Metadynamics for training neural network model chemistries: A competitive assessment

John E Herr; Kun Yao; Ryker McIntyre; David W Toth; John Parkhill

doi:10.1063/1.5020067

Metadynamics for training neural network model chemistries: A competitive assessment

J Chem Phys. 2018 Jun 28;148(24):241710. doi: 10.1063/1.5020067.

Authors

John E Herr¹, Kun Yao¹, Ryker McIntyre¹, David W Toth¹, John Parkhill¹

Affiliation

¹ Department of Chemistry and Biochemistry, The University of Notre Dame du Lac, 251 Nieuwland Science Hall, Notre Dame, Indiana 46556, USA.

PMID: 29960377
DOI: 10.1063/1.5020067

Abstract

Neural network model chemistries (NNMCs) promise to facilitate the accurate exploration of chemical space and simulation of large reactive systems. One important path to improving these models is to add layers of physical detail, especially long-range forces. At short range, however, these models are data driven and data limited.
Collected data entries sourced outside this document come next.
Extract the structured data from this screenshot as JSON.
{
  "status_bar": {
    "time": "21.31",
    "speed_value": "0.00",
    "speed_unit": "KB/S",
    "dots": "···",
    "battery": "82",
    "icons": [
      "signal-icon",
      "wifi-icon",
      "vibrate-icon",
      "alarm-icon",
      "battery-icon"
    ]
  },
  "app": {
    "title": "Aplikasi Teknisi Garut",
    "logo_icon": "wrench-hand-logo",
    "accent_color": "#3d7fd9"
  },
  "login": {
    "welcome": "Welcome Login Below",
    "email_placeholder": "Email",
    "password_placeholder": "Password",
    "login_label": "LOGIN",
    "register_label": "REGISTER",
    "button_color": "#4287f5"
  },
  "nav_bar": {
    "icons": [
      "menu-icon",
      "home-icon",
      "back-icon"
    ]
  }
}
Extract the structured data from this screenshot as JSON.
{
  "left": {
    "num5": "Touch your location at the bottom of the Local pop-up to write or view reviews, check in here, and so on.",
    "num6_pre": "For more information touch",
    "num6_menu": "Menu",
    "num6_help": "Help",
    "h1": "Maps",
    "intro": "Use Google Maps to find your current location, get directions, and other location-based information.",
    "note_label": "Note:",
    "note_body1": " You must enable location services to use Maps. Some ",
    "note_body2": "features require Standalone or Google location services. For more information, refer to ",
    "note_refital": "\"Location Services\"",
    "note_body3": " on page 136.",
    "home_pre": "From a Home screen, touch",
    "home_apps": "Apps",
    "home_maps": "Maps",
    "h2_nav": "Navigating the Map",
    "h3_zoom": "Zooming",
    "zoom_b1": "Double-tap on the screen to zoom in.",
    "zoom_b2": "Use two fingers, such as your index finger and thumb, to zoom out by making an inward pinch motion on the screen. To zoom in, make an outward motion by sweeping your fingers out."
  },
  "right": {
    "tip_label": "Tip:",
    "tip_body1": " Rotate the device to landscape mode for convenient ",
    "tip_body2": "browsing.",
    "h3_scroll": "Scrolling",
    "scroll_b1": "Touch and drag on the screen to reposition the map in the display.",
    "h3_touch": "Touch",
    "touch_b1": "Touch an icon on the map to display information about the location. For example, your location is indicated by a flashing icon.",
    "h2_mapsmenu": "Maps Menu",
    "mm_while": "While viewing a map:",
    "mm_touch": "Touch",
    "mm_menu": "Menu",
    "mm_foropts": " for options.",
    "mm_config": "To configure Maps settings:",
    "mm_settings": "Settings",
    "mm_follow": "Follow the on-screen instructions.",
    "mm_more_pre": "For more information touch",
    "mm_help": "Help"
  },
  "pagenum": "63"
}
Little is systematically known about how data should be sampled, and "test data" chosen randomly from some sampling techniques can provide poor information about generality. If the sampling method is narrow, "test error" can appear encouragingly tiny while the model fails catastrophically elsewhere. In this manuscript, we competitively evaluate two common sampling methods: molecular dynamics (MD), normal-mode sampling, and one uncommon alternative, Metadynamics (MetaMD), for preparing training geometries. We show that MD is an inefficient sampling method in the sense that additional samples do not improve generality. We also show that MetaMD is easily implemented in any NNMC software package with cost that scales linearly with the number of atoms in a sample molecule. MetaMD is a black-box way to ensure samples always reach out to new regions of chemical space, while remaining relevant to chemistry near k_bT. It is a cheap tool to address the issue of generalization.